Manon Terwagne, c’est un sujet grave et lourd pour un premier roman écrit à 20 ans…
En fait, je n’avais que 19 ans lorsque je l’ai écrit. En deux mois, d’une traite, entre avril et mai 2020, j’ai écrit les 150 pages du livre. Je ne sais pas expliquer exactement d’où m’est venue cette idée…
Mais vous faites des études d’assistante sociale. Vous êtes en 3eet dernière année. C’est le genre de sujet qui vous intéresse. Quelles sont vos sources d’inspiration?
Je lis beaucoup, je suis aussi une grande fan des documentaires d’Arte. Cela me nourrit certainement. Et puis, j’ai aussi l’expérience de terrain. Le samedi, je travaille comme bénévole dans un centre dela Croix-Rouge qui accueille des demandeurs d’asile à Yvoir. J’y rencontre des familles et je m’occupe d’enfants de migrants. Cela m’a inspiré mon nouveau roman que je suis en train d’écrire et qui évoque l’histoire d’une jeune Afghane qui quitte son pays suite à un mariage forcé pour rejoindre la Belgique, et qui va perdre son enfant de 3 ans…
C’est encore un sujet extrêmement dur et lourd pour une jeune auteure…
Les émotions des autres, je les ressens, c’est très facile pour moi de les écrire. Ça coule de source. Je ne sais pas expliquer pourquoi. Je pense que j’ai une forte capacité d’empathie. D’ailleurs, le narrateur parle en "je" dans mon livre.
Ceux qui vous ont lue, car le livre est déjà en librairie, sont tous surpris par la justesse avec laquelle vous décrivez le ressenti des femmes maltraitées. Comment faites-vous?
Je m’interroge moi aussi sur cela. Je n’ai pas la réponse. Mais je pense qu’il y a quelque chose de l’ordre de la transmission, dans mes ancêtres proches ou lointains, des secrets de famille, que je ressens. Je pense que, inconsciemment, je porte quelque chose de mon entourage. Mais c’est une explication que tout le monde ne suit pas…
Vous êtes actuellement et depuis janvier à l’île de la Réunion, en Erasmus où vous faites un stage en pédopsychiatrie. Vous êtes curieuse de voir comment votre livre sera reçu?
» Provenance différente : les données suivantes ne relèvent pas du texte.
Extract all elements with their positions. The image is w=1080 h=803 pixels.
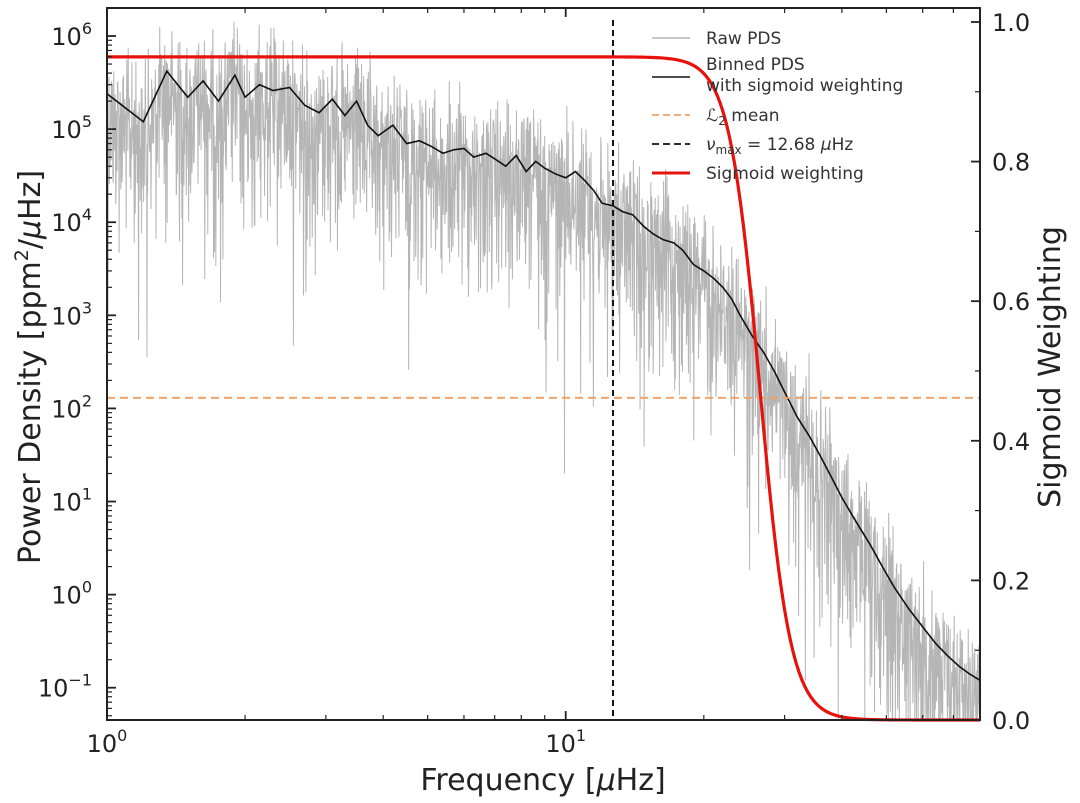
legend-label-sigmoid: Sigmoid weighting (706, 164, 864, 184)
raw-pds-layer (106, 21, 981, 721)
legend-label-binned: Binned PDS (706, 55, 805, 75)
y-tick-label: 102 (51, 391, 92, 423)
y-tick-label: 105 (51, 112, 92, 144)
legend-label-l2: ℒ2 mean (706, 106, 780, 128)
x-tick-label: 100 (87, 726, 128, 758)
y2-tick-label: 0.0 (992, 707, 1030, 735)
y-axis-ticks: 10−1 100 101 102 103 104 105 106 (38, 7, 116, 717)
legend-label-binned-line2: with sigmoid weighting (706, 76, 903, 96)
y2-tick-label: 0.2 (992, 567, 1030, 595)
x-axis-ticks: 100 101 (87, 8, 981, 758)
sigmoid-layer (107, 55, 980, 722)
binned-pds-line (106, 69, 981, 682)
legend: Raw PDS Binned PDS with sigmoid weightin… (652, 29, 903, 184)
x-tick-label: 101 (545, 726, 586, 758)
y2-tick-label: 0.4 (992, 428, 1030, 456)
y-tick-label: 103 (51, 298, 92, 330)
y2-tick-label: 1.0 (992, 9, 1030, 37)
y-tick-label: 10−1 (38, 671, 92, 703)
binned-pds-layer (106, 69, 981, 682)
raw-pds-line (106, 21, 981, 721)
reference-lines-layer (107, 20, 980, 720)
legend-label-numax: νmax = 12.68 μHz (706, 135, 853, 157)
y2-tick-label: 0.8 (992, 149, 1030, 177)
legend-label-raw: Raw PDS (706, 29, 781, 49)
y-tick-label: 101 (51, 485, 92, 517)
y2-axis-ticks: 0.0 0.2 0.4 0.6 0.8 1.0 (971, 9, 1030, 735)
x-axis-title: Frequency [μHz] (420, 763, 665, 798)
y2-axis-title: Sigmoid Weighting (1033, 226, 1068, 508)
y-tick-label: 100 (51, 578, 92, 610)
y-tick-label: 104 (51, 205, 92, 237)
y-axis-title: Power Density [ppm2/μHz] (11, 170, 48, 564)
y2-tick-label: 0.6 (992, 288, 1030, 316)
y-tick-label: 106 (51, 19, 92, 51)
sigmoid-line (107, 55, 980, 722)
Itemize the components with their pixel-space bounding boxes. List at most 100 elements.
Oui, évidemment et j’espère qu’il va être inspirant pour les femmes victimes de violence. Ici, à La Réunion, j’ai convaincu quelques libraires de se procurer mon livre et de le vendre. J’ai fait des séances de dédicaces et j’ai aussi participé à un salon du livre. Plusieurs femmes battues qui m’ont lue m’ont dit qu’elles avaient retrouvé, non pas leur histoire personnelle, mais leurs émotions, leur ressenti. Et que depuis lors elles essayent de s’en sortir et de se documenter sur le sujet. J’en vois beaucoup, de ces femmes, ici. Et je suis très heureuse si mon livre peut être un outil dans le cadre de cette problématique.
«Emprise», de Manon Terwagne, Éditions Ker, 142 pages, 12€.